The suggested analyses for this data set revolve around diagnosis rates by gender and race, changes in diagnoses over the years across neighborhoods, and a comparison between new HIV and HIV/AIDS diagnoses. Out of the three suggested analyses, the first and third one seem more plausible since the borough and neighborhood fields have a lot of empty observations, hindering the second suggested analysis. Thus, we tailor our tidying towards the first and third suggested analyses for this data set.

We create the subset using the year field along with sex, race, and the different diagnosis counts. Right away we rename the diagnosis count columns to prepare them for pivoting. We pivot these columns in order to create one for diagnosis and another for count. Some observations for count have an invalid “*” value and have to be filtered out. Once these invalid values are removed we can make the count field numeric and optimal for analysis. After all is said and done, we group the subset by year, sex, race, diagnosis and sum the counts in order to avoid unnecessary repetition in the diagnosis column.

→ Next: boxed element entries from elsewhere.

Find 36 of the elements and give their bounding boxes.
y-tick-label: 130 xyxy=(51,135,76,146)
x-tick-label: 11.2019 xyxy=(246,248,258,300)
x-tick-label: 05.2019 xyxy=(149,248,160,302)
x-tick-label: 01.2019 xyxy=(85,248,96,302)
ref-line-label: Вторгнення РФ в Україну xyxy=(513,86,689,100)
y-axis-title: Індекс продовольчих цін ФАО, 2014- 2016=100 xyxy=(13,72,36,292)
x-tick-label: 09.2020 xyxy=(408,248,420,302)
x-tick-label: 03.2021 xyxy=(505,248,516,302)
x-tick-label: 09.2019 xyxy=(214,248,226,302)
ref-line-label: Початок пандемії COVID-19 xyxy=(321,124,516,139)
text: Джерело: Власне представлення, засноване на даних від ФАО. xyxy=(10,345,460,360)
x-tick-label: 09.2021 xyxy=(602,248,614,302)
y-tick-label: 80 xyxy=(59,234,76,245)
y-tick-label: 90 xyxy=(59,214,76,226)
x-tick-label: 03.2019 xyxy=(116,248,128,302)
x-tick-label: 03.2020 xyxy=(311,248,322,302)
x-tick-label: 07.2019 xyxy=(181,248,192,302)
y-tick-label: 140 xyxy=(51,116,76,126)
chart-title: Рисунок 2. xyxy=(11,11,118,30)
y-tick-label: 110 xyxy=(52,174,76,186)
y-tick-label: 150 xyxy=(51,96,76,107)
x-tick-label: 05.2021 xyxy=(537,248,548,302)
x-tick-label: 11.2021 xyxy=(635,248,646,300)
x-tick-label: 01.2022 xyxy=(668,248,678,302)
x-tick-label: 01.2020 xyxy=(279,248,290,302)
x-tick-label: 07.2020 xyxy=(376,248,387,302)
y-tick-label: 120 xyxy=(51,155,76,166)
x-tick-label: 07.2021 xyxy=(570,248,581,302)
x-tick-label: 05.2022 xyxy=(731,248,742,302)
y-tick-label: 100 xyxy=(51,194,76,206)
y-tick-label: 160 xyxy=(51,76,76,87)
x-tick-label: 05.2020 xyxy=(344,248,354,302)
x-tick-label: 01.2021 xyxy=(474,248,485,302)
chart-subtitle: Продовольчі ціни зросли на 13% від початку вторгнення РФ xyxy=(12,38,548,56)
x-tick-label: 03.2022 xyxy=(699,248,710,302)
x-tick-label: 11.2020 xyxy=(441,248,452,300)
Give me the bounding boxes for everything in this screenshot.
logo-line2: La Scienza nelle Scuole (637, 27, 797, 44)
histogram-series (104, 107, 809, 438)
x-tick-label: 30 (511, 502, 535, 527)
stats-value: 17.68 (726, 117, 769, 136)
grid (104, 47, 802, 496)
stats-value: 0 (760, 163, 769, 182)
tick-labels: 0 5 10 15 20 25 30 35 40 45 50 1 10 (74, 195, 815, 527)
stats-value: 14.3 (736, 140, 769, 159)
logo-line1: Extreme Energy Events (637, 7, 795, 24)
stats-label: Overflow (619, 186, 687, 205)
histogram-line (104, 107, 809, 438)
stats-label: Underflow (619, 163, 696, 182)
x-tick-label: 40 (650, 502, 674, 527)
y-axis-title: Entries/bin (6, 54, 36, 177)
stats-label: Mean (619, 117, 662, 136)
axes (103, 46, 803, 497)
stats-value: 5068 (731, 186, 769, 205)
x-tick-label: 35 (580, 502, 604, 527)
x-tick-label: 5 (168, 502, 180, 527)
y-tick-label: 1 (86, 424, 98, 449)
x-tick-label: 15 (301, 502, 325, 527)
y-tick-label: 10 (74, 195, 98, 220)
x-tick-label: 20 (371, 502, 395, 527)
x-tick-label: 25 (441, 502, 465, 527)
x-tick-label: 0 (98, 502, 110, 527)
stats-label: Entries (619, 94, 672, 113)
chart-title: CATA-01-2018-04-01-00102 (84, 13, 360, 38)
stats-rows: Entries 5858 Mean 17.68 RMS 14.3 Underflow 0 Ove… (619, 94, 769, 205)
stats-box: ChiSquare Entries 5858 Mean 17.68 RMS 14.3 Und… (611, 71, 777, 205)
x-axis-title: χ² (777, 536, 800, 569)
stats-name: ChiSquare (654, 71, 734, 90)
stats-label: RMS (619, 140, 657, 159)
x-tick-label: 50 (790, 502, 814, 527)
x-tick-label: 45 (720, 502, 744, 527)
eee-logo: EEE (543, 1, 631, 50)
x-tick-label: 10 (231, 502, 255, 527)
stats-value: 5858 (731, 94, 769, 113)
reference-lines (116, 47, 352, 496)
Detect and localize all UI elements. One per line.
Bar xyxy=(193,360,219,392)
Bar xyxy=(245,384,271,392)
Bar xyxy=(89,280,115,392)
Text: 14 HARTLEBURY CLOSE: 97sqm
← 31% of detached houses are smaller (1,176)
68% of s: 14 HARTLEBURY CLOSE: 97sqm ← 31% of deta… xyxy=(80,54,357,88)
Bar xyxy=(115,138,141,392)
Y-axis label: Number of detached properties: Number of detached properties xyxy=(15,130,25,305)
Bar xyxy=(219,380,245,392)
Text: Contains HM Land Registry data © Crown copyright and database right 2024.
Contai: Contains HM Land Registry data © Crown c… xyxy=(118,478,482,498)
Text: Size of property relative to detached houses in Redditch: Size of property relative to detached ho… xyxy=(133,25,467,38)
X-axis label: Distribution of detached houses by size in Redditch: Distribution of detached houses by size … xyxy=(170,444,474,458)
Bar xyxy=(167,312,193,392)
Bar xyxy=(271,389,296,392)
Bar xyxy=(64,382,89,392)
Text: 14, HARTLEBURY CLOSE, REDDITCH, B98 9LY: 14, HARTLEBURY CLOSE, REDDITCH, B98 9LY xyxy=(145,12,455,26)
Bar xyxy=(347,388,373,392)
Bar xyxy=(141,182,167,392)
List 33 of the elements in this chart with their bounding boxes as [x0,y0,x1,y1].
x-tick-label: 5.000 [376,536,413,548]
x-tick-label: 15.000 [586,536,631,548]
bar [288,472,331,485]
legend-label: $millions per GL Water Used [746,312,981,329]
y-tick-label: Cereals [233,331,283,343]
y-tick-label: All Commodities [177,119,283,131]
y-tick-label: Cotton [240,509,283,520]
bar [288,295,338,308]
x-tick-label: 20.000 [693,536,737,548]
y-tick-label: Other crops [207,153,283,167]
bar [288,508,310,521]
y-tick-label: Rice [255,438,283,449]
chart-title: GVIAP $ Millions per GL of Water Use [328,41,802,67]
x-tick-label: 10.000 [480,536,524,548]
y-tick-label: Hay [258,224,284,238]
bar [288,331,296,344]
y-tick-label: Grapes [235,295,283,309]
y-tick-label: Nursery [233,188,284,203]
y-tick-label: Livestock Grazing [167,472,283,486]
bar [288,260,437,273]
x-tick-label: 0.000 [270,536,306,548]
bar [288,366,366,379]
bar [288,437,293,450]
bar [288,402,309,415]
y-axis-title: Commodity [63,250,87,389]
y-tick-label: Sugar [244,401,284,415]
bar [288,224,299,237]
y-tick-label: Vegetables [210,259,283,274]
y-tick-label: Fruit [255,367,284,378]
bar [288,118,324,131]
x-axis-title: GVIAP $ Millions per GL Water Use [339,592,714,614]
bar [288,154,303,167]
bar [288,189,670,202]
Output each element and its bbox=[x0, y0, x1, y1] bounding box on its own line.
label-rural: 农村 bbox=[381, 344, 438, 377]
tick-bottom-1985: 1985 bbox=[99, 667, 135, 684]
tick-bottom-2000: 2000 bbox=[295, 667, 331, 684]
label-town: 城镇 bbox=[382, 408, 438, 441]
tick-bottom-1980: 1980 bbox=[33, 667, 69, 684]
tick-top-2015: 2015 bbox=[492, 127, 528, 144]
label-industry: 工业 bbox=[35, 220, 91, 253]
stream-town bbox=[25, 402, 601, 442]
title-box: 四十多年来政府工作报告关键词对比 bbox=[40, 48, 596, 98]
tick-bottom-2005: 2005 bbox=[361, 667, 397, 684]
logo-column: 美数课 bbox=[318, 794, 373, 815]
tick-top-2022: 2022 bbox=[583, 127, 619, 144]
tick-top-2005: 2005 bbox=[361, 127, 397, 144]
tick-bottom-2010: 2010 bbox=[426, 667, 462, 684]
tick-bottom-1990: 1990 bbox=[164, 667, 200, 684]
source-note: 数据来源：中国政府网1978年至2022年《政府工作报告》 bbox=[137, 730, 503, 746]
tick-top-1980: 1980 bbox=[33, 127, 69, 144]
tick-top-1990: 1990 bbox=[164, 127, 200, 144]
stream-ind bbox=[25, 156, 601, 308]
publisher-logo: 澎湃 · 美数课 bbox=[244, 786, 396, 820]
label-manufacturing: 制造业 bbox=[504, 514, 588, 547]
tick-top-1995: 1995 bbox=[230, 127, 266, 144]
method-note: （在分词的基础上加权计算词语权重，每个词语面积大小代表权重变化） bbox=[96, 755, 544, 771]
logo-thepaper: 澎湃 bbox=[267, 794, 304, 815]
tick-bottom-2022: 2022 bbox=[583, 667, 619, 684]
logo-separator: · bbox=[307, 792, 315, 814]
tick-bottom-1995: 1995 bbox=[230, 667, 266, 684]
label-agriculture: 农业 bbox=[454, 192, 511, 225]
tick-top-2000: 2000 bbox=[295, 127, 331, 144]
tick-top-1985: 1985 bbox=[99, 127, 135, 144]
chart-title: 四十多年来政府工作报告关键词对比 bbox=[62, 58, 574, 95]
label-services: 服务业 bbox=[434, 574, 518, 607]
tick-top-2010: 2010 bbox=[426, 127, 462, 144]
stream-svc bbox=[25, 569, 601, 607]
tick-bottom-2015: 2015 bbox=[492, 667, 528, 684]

hiv_aids_sex_race <- subset(hiv_aids, select = c(1, 4:6, 8, 10)) %>%
  rename(hiv = hiv_diagnoses_num, "hiv and aids" = hiv_aids_concurrent_num,
         aids = aids_diagnoses_num) %>% 
  pivot_longer(cols = c(4:6),
               names_to = "diagnosis",
               values_to = "count") %>% 
  filter(count != "*")
hiv_aids_sex_race$count <- as.numeric(hiv_aids_sex_race$count)

hiv_aids_sex_race <- hiv_aids_sex_race %>% 
  group_by(year, sex, race, diagnosis) %>% 
  summarise(
    count = sum(count)
  ) %>% 
  arrange(year, sex, race, diagnosis)

Analyze Third Data Set

Next, we create a line graph for each each relationship that was mentioned in the first and third suggestions. The first is a plot displaying total count of diagnoses through the years by sex, the second shows it by race, and the third shows HIV vs. HIV/AIDS diagnoses. As can be seen in every plot, there seemed to be an uptick in diagnoses in the years 2016 and 2020. The first plot shows males to be those primarily affected by the disease, the second plot shows that black New Yorkers hold a higher proportion of diagnoses, and that concurrent HIV/AID diagnoses still hold a noticeable portion of first time diagnoses. One thing to note about the data as a whole is that the years 2014 and 2015 are not accounted for, thus explaining why in every plot there is a perfectly straight line connecting 2013 to 2016 or at times no line at all.

ggplot(data = hiv_aids_sex_race %>% 
         group_by(year, sex) %>% 
         summarise(
           count = sum(count)
           ), aes(x = year, y = count, color = sex)) +
  geom_line(linewidth = 2)

ggplot(data = hiv_aids_sex_race %>% 
         group_by(year, race) %>% 
         summarise(
           count = sum(count)
           ), aes(x = year, y = count, color = race)) +
  geom_line(linewidth = 2)

ggplot(data = hiv_aids_sex_race %>% 
         filter(diagnosis != "aids") %>% 
         group_by(year, diagnosis) %>% 
         summarise(
           count = sum(count)
           ), aes(x = year, y = count, color = diagnosis)) +
  geom_line(linewidth = 2)

Conclusions / Findings and Recommendations

The different data sets and suggested data analyses required different approaches towards tidying and preparation. The first data set relied mostly on pivoting the different modes of transportation and helped us see just how badly the pandemic has affected the MTA. The second data set needed more of a keen eye on short comings from the table itself and showed us just how population has grown and how area has no effect on population density change at all. The third data set had issues with data quality but we still had enough to analyze what we needed to, helping us take note of HIV/AIDS trends in NYC. All in all, the data sets were successfully tidied and the suggested analyses were successfully performed.